Quando fui secretário municipal em Juiz de Fora-MG, uma das responsabilidades do cargo era a de gerenciar a merenda escolar das redes municipal e estadual. Um dos produtos que introduzimos no cardápio foi o leite fluido. Comprávamos 1,4 milhões de litros/ano, com o propósito de estimular a geração de emprego e renda regional, além, é obvio, de distribuir proteína e caloria saudáveis, a baixo custo. Um dos fatos que me surpreendeu profundamente foi a reação contrária das diretoras das escolas quanto ao uso do leite. As justificativas eram várias e frágeis. Mas o motivo era um só. É que as escolas viviam na penúria, com problemas para cobrir gastos triviais, e encontraram na venda de refrigerantes uma fonte segura de receita. E tinham investido em freezers. Ora! Como, de uma hora para outra, suprimir uma receita necessária para a o dia-a-dia, e ainda com frustração do investimento feito em ativo fixo?
Dez anos se passaram. Não sei se a realidade mudou. Será que a venda indiscriminada de refrigerantes e salgadinhos nas escolas públicas e privadas, para alunos de baixa e alta rendas ocorria somente em Juiz de Fora? O fato é que nunca tomei conhecimento de ações da secretaria municipal de saúde visando proteger as crianças, desestimulando-as de tomar refrigerante.
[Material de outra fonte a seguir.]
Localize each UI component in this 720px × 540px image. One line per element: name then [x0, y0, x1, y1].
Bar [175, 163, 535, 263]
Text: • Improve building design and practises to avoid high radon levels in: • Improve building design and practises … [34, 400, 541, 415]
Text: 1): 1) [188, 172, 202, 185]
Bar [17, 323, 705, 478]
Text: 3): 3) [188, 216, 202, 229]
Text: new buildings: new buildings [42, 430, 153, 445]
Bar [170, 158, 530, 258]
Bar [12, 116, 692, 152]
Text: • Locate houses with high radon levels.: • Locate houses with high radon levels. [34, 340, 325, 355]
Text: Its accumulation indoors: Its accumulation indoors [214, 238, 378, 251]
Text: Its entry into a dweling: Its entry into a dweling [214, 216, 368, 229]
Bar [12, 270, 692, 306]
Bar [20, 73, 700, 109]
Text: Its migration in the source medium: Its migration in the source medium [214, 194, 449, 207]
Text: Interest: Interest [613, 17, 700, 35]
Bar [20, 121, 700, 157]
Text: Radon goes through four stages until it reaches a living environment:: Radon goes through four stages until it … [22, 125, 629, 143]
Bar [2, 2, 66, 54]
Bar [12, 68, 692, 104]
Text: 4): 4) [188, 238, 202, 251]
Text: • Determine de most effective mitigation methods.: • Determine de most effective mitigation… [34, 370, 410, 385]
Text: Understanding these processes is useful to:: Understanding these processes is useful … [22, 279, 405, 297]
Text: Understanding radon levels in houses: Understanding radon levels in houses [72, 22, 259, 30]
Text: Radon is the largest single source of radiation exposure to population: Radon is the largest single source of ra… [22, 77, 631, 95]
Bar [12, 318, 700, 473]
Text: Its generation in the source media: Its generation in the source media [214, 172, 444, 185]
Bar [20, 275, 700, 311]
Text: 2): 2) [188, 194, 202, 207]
Nem muito menos tive conhecimento de uma declaração sequer de um vereador posicionando-se contrário a essa prática. Transpondo para o plano federal, as autoridades de saúde e do legislativo, têm se dedicado a proteger as criancinhas contra os fast foods e refrigerantes, com a mesma tenacidade que investem contra o leite?
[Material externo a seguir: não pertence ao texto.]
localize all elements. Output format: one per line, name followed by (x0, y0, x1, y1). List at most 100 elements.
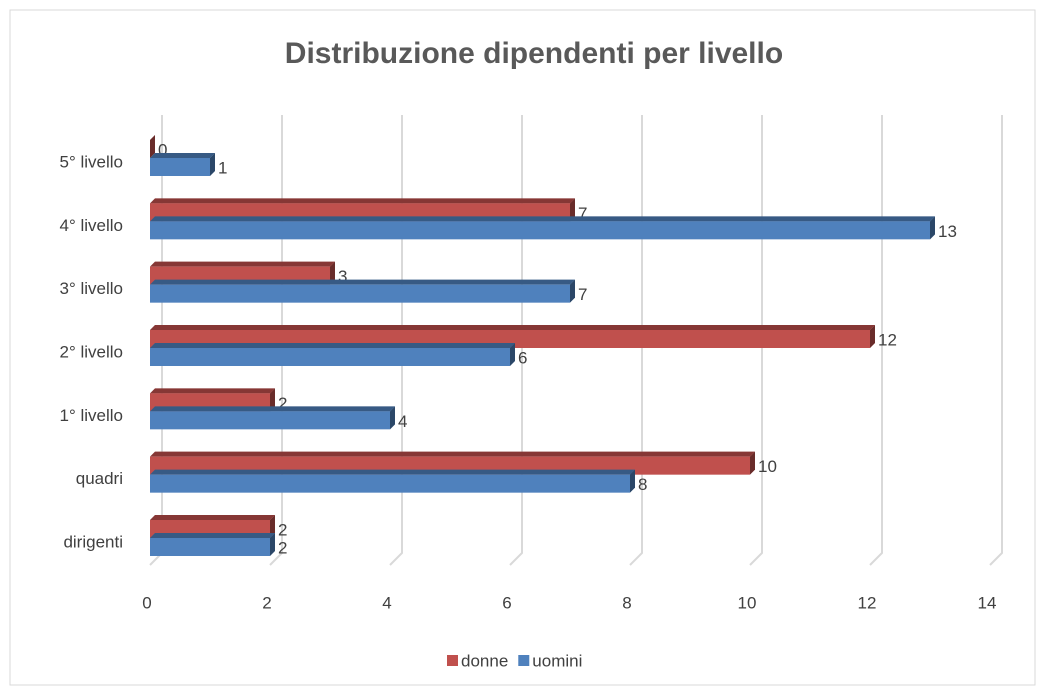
value-label: 6 (518, 348, 527, 367)
bar-top (150, 343, 515, 348)
y-tick-label: 4° livello (60, 216, 124, 235)
legend-label: uomini (532, 651, 582, 670)
bar-top-shade (150, 198, 575, 204)
x-tick-label: 8 (622, 593, 631, 612)
bar-side (270, 388, 275, 412)
value-label: 2 (278, 394, 287, 413)
bar-top (150, 279, 575, 285)
value-label: 4 (398, 412, 407, 431)
bar (150, 474, 630, 493)
y-tick-label: 2° livello (60, 342, 124, 361)
grid-line (749, 115, 763, 566)
chart-title: Distribuzione dipendenti per livello (285, 37, 783, 70)
bar-top-shade (150, 451, 755, 457)
bar (150, 411, 390, 430)
bar-top-shade (150, 216, 935, 222)
grid-line (269, 115, 283, 566)
value-label: 12 (878, 330, 897, 349)
x-tick-label: 10 (738, 593, 757, 612)
bar-side-shade (510, 343, 515, 366)
y-tick-label: dirigenti (63, 532, 123, 551)
legend-label: donne (461, 651, 508, 670)
bar-side-shade (570, 279, 575, 303)
x-tick-label: 12 (858, 593, 877, 612)
value-label: 0 (158, 140, 167, 159)
bar-side (270, 515, 275, 538)
grid-line (509, 115, 523, 566)
bar-side (270, 533, 275, 556)
bar-side-shade (270, 533, 275, 556)
bar-top (150, 261, 335, 267)
bar-side (330, 261, 335, 285)
bar-side-shade (930, 216, 935, 240)
y-tick-label: quadri (76, 469, 123, 488)
bar-side (570, 279, 575, 303)
bar-top (150, 469, 635, 475)
bar-top-shade (150, 533, 275, 538)
value-label: 2 (278, 538, 287, 557)
bar-top (150, 515, 275, 520)
value-label: 8 (638, 475, 647, 494)
x-tick-label: 0 (142, 593, 151, 612)
grid-line (629, 115, 643, 566)
y-tick-label: 3° livello (60, 279, 124, 298)
x-tick-label: 2 (262, 593, 271, 612)
bar-side-shade (150, 135, 155, 158)
bar-side-shade (750, 451, 755, 475)
y-tick-label: 5° livello (60, 152, 124, 171)
bar-side-shade (210, 153, 215, 176)
bar-side-shade (270, 388, 275, 412)
value-label: 3 (338, 267, 347, 286)
bar-top-shade (150, 469, 635, 475)
bar-top (150, 325, 875, 330)
y-tick-label: 1° livello (60, 406, 124, 425)
value-label: 7 (578, 204, 587, 223)
bar (150, 348, 510, 366)
bar-top (150, 153, 215, 158)
bar (150, 221, 930, 240)
value-label: 1 (218, 158, 227, 177)
bar-top-shade (150, 515, 275, 520)
bar-side (750, 451, 755, 475)
bar (150, 538, 270, 556)
legend-swatch (518, 655, 530, 666)
bar-side (390, 406, 395, 430)
bar-top (150, 451, 755, 457)
bar-side (150, 135, 155, 158)
bar-top (150, 198, 575, 204)
bar-top-shade (150, 153, 215, 158)
bar-side-shade (270, 515, 275, 538)
grid-line (989, 115, 1003, 566)
bar (150, 284, 570, 303)
bar-side-shade (870, 325, 875, 348)
value-label: 7 (578, 285, 587, 304)
legend-swatch (447, 655, 458, 666)
bar-top-shade (150, 406, 395, 412)
value-label: 2 (278, 520, 287, 539)
bar-top-shade (150, 261, 335, 267)
bar-side (570, 198, 575, 222)
x-tick-label: 4 (382, 593, 391, 612)
x-tick-label: 14 (978, 593, 997, 612)
bar-top-shade (150, 388, 275, 394)
grid-line (389, 115, 403, 566)
bar-top-shade (150, 279, 575, 285)
bar-top (150, 216, 935, 222)
grid-line (869, 115, 883, 566)
bar-side (210, 153, 215, 176)
bar-top-shade (150, 325, 875, 330)
bar-side-shade (390, 406, 395, 430)
bar-side (630, 469, 635, 493)
bar-top (150, 406, 395, 412)
bar-side (870, 325, 875, 348)
value-label: 10 (758, 457, 777, 476)
bar-side-shade (330, 261, 335, 285)
x-tick-label: 6 (502, 593, 511, 612)
bar-side (930, 216, 935, 240)
bar-side-shade (570, 198, 575, 222)
bar-top (150, 533, 275, 538)
bar (150, 158, 210, 176)
bar-top (150, 388, 275, 394)
bar-side (510, 343, 515, 366)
Embora já explorado em detalhes e com abordagem científica nesta coluna quinzenal, sempre é bom lembrar que leite é uma das poucas atividades da economia brasileira que reúne três características caras: a) presença em todo o país; b) geradora de emprego em vários segmentos dos setores secundário e terciário, ou seja, forte encadeamento na economia; c) emprega mão de obra com pouca educação formal e que, quando abandona a atividade, engrossa as estatísticas de desemprego estrutural, ou seja, aquela parcela da população que, mesmo que a economia venha a crescer a uma improvável taxa chinesa de 15% ao ano, ainda assim continuará desempregada.
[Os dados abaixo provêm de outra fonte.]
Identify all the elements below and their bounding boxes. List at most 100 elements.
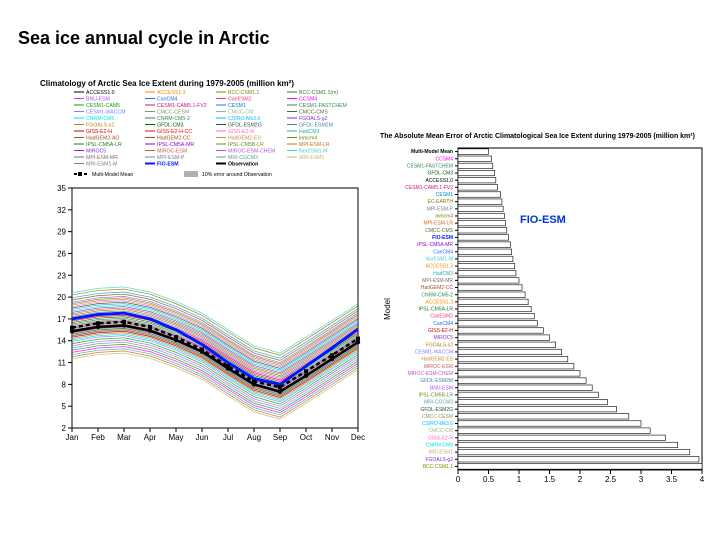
legend-entry: MRI-ESM1-M — [86, 162, 117, 168]
svg-text:2.5: 2.5 — [605, 475, 617, 484]
svg-text:Mar: Mar — [117, 433, 131, 442]
model-label: CESM1-CAM5.1-FV2 — [405, 185, 453, 191]
error-bar — [458, 156, 492, 161]
model-label: HadCM3 — [433, 271, 453, 277]
legend-entry: HadGEM2-CC — [157, 136, 191, 142]
legend-entry: CESM1-WACCM — [86, 110, 126, 116]
error-bar — [458, 328, 543, 333]
legend-entry: ACCESS1.3 — [157, 90, 186, 96]
legend-entry: CSIRO-Mk3.6 — [228, 116, 260, 122]
legend-entry: MRI-ESM1 — [299, 155, 324, 161]
svg-text:35: 35 — [57, 184, 66, 193]
legend-entry: IPSL-CM5A-LR — [86, 142, 122, 148]
model-label: HadGEM2-ES — [421, 357, 453, 363]
model-label: HadGEM2-CC — [421, 285, 454, 291]
legend-entry: GISS-E2-R — [228, 129, 254, 135]
model-label: CMCC-CM — [429, 428, 453, 434]
legend-entry: CNRM-CM5 — [86, 116, 114, 122]
error-bar — [458, 364, 574, 369]
model-label: CESM1-WACCM — [415, 350, 453, 356]
error-bar — [458, 306, 531, 311]
legend-entry: CMCC-CMS — [299, 110, 328, 116]
model-label: CESM1-FASTCHEM — [407, 163, 453, 169]
model-label: MRI-ESM1 — [429, 450, 454, 456]
svg-text:1: 1 — [517, 475, 522, 484]
legend-entry: CESM1 — [228, 103, 246, 109]
legend-entry: CESM1-FASTCHEM — [299, 103, 347, 109]
model-label: GFDL-ESM2G — [420, 407, 453, 413]
model-label: MIROC-ESM — [424, 364, 453, 370]
error-bar — [458, 149, 489, 154]
model-label: FGOALS-s2 — [426, 342, 453, 348]
legend-mmm: Multi-Model Mean — [92, 172, 133, 178]
legend-entry: GFDL-ESM2M — [299, 123, 333, 129]
model-label: ACCESS1.0 — [425, 178, 453, 184]
model-label: MPI-ESM-LR — [424, 221, 454, 227]
svg-text:2: 2 — [578, 475, 583, 484]
svg-text:Nov: Nov — [325, 433, 339, 442]
error-bar — [458, 235, 509, 240]
svg-text:3.5: 3.5 — [666, 475, 678, 484]
error-bar — [458, 378, 586, 383]
legend-entry: GFDL-CM3 — [157, 123, 184, 129]
svg-text:1.5: 1.5 — [544, 475, 556, 484]
svg-text:4: 4 — [700, 475, 705, 484]
error-bar — [458, 335, 550, 340]
model-label: MPI-ESM-P — [427, 206, 454, 212]
error-bar — [458, 285, 522, 290]
svg-text:Aug: Aug — [247, 433, 261, 442]
right-chart: The Absolute Mean Error of Arctic Climat… — [380, 130, 710, 490]
error-bar — [458, 464, 702, 469]
error-bar — [458, 442, 678, 447]
legend-entry: inmcm4 — [299, 136, 317, 142]
svg-text:20: 20 — [57, 293, 66, 302]
error-bar — [458, 342, 556, 347]
model-label: CanESM2 — [430, 314, 453, 320]
error-bar — [458, 392, 598, 397]
model-label: ACCESS1.3 — [425, 299, 453, 305]
svg-text:17: 17 — [57, 315, 66, 324]
error-bar — [458, 428, 650, 433]
svg-text:11: 11 — [58, 359, 67, 368]
model-label: CanCM4 — [433, 249, 453, 255]
error-bar — [458, 299, 528, 304]
error-bar — [458, 177, 496, 182]
legend-entry: GFDL-ESM2G — [228, 123, 262, 129]
model-label: CNRM-CM5 — [426, 443, 453, 449]
error-bar — [458, 371, 580, 376]
svg-text:Jan: Jan — [66, 433, 79, 442]
error-bar — [458, 406, 617, 411]
legend-entry: NorESM1-M — [299, 149, 328, 155]
model-label: GISS-E2-H — [428, 328, 453, 334]
model-label: FGOALS-g2 — [425, 457, 453, 463]
legend-entry: BNU-ESM — [86, 97, 110, 103]
legend-entry: ACCESS1.0 — [86, 90, 115, 96]
legend-entry: HadCM3 — [299, 129, 320, 135]
legend-obs-band: 10% error around Observation — [202, 172, 272, 178]
svg-text:Climatology of Arctic Sea Ice: Climatology of Arctic Sea Ice Extent dur… — [40, 79, 294, 88]
error-bar — [458, 292, 525, 297]
model-label: MIROC5 — [434, 335, 454, 341]
error-bar — [458, 249, 512, 254]
model-label: CCSM4 — [435, 156, 453, 162]
model-label: IPSL-CM5A-MR — [417, 242, 453, 248]
error-bar — [458, 399, 607, 404]
legend-entry: HadGEM2-AO — [86, 136, 119, 142]
error-bar — [458, 271, 516, 276]
error-bar — [458, 414, 629, 419]
legend-entry: FGOALS-g2 — [299, 116, 328, 122]
legend-entry: CNRM-CM5-2 — [157, 116, 190, 122]
legend-entry: MPI-ESM-P — [157, 155, 185, 161]
model-label: CSIRO-Mk3.6 — [422, 421, 453, 427]
legend-entry: GISS-E2-H — [86, 129, 112, 135]
svg-text:Dec: Dec — [351, 433, 365, 442]
model-label: IPSL-CM5B-LR — [419, 392, 454, 398]
legend-entry: HadGEM2-ES — [228, 136, 261, 142]
svg-text:26: 26 — [57, 249, 66, 258]
error-bar — [458, 199, 502, 204]
error-bar — [458, 192, 501, 197]
error-bar — [458, 242, 510, 247]
model-label: Multi-Model Mean — [411, 149, 453, 155]
legend-entry: CESM1-CAM5.1-FV2 — [157, 103, 207, 109]
svg-text:Jul: Jul — [223, 433, 233, 442]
O apoio ao Projeto de Lei citado, não garante acerto, embora eivado de boa intenção e muito zelo. Desprotege, querendo proteger. Deseduca, com o objetivo de educar. Tem propósito nobre, mas redunda em ação nefasta sobre um setor que recebe histórica interferência do Estado por meio políticas públicas, que o penaliza continuamente. Visando estimular a amamentação infantil, o Poder Público brasileiro (Legislativo e Executivo) generaliza e extrapola a sua intenção na ação e está prestes a cercear indevidamente o espaço de centenas de cooperativas e pequenos e médios laticínios que, por não produzirem derivados lácteos de valor agregado, têm no leite fluido sua única fonte de sobrevivência econômica. É punir ainda mais um setor que, antecipando-se ao Estado, prepara-se para implantar procedimentos de qualidade, por meio da Instrução Normativa 51 que é, essencialmente, um ato de inclusão, pois preserva a competitividade do produto nacional no mercado internacional. Ao preservar a competitividade, preserva emprego e renda. Por isso é ação de inclusão social!
Se vai cercear o consumo, o melhor seria que a embalagem de leite viesse com a seguinte tarja: não beba leite, criança. Com texto menor, sobraria mais espaço para que as empresas exercitassem um dos pressupostos de mercado, ou seja, a colocação de sua marca em destaque, na própria embalagem do produto que comercializa.